Out of scope: Payment processing backend (tested by backend team), mobile app version (separate test cycle).
Testing types: Functional, security (payment data encryption), performance (concurrent payments), usability, regression.
Environment: Staging environment with mock payment gateway, test database with sample billers, notification service in test mode.
Risks:
- Mock payment gateway may not reflect real gateway behavior (mitigation: smoke test with sandbox)
- Recurring payments are time-dependent (mitigation: time simulation tool)
- Concurrent payment testing requires load testing infrastructure (mitigation: provision early)
3. Test Cases
TC-004: Schedule a one-time payment (Positive)

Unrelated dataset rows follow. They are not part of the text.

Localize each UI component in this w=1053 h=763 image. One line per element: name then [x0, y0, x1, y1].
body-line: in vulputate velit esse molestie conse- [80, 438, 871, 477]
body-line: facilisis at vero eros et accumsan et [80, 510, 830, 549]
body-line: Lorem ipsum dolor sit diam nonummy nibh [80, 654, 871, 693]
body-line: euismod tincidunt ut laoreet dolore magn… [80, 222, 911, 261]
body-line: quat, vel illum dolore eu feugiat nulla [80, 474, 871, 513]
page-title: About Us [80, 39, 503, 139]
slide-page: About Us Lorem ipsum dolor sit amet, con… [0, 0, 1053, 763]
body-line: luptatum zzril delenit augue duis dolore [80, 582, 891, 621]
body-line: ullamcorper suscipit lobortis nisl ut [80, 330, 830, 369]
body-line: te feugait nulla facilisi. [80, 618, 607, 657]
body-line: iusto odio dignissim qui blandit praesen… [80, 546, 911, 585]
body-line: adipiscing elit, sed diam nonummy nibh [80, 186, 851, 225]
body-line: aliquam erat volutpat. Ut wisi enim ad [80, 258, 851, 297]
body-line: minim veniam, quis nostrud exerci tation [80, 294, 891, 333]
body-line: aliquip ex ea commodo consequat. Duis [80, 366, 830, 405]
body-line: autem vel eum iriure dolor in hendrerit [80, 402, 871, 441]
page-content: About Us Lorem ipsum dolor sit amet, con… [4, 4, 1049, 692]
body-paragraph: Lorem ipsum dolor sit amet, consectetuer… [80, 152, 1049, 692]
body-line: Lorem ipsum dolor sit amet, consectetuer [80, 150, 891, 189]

- Precondition: User logged in, has added biller “City Electric”, balance $500
- Steps: 1) Select “City Electric” 2) Enter amount $100 3) Select date: tomorrow 4) Click “Schedule Payment”
- Expected: Payment scheduled, confirmation shown, balance unchanged until payment date
TC-016: Payment exceeds account balance (Negative)
- Precondition: User logged in, balance $50
- Steps: 1) Select biller 2) Enter amount $100 3) Click “Schedule Payment”
- Expected: Error message “Insufficient funds. Your balance is $50.00”, payment not scheduled
TC-017: Payment equals exact account balance (Boundary)
- Precondition: User logged in, balance $100.00
- Steps: 1) Select biller 2) Enter amount $100.00 3) Click “Schedule Payment”
- Expected: Payment scheduled successfully (balance boundary)
4. Exit Criteria Evaluation
Results summary:
- Execution: 45/50 (90%) — 5 not executed
- Critical bugs: 3 found, 2 fixed, 1 deferred
- Medium bugs: 8 found, 6 fixed, 2 open
- Pass rate: 40/45 = 89%
Recommendation: DO NOT approve release.
Reasons:
- 1 deferred critical bug is a release blocker for a financial feature
- 2 open medium bugs should be resolved
- 5 test cases not executed may cover critical scenarios
- 89% pass rate is below typical 95% threshold for financial features
Action items:
- Fix or re-evaluate the deferred critical bug
- Fix 2 open medium bugs
- Execute remaining 5 test cases
- Re-test after fixes
- Re-evaluate exit criteria
Common STLC Pitfalls
1. Skipping Requirements Analysis
Many teams jump straight to test case writing. Without requirements analysis, you write tests that miss critical scenarios.
2. Incomplete Test Planning
A vague test plan leads to scope creep, missed deadlines, and inadequate resource allocation.
3. No Entry/Exit Criteria
Without formal criteria, phases start and end based on dates rather than readiness, leading to quality issues.
4. Poor Test Closure
Teams often skip test closure because they are rushing to the next project. This means lessons are never learned and the same mistakes repeat.
Pro Tips
Automate RTM updates. Use test management tools (TestRail, Zephyr, Xray) that automatically link test cases to requirements and update status.
Start environment setup early. Environment issues are the number one cause of testing delays. Begin setup in parallel with test case design.
Make entry/exit criteria measurable. “Testing is complete” is not an exit criterion. “95% of test cases executed, zero critical open defects” is.
Conduct test closure even in agile. In agile, test closure happens at the end of each sprint (mini-closure) and at the end of the release (full closure).
Use the RTM in stakeholder meetings. When someone asks “are we ready to release?” the RTM provides an objective, data-driven answer.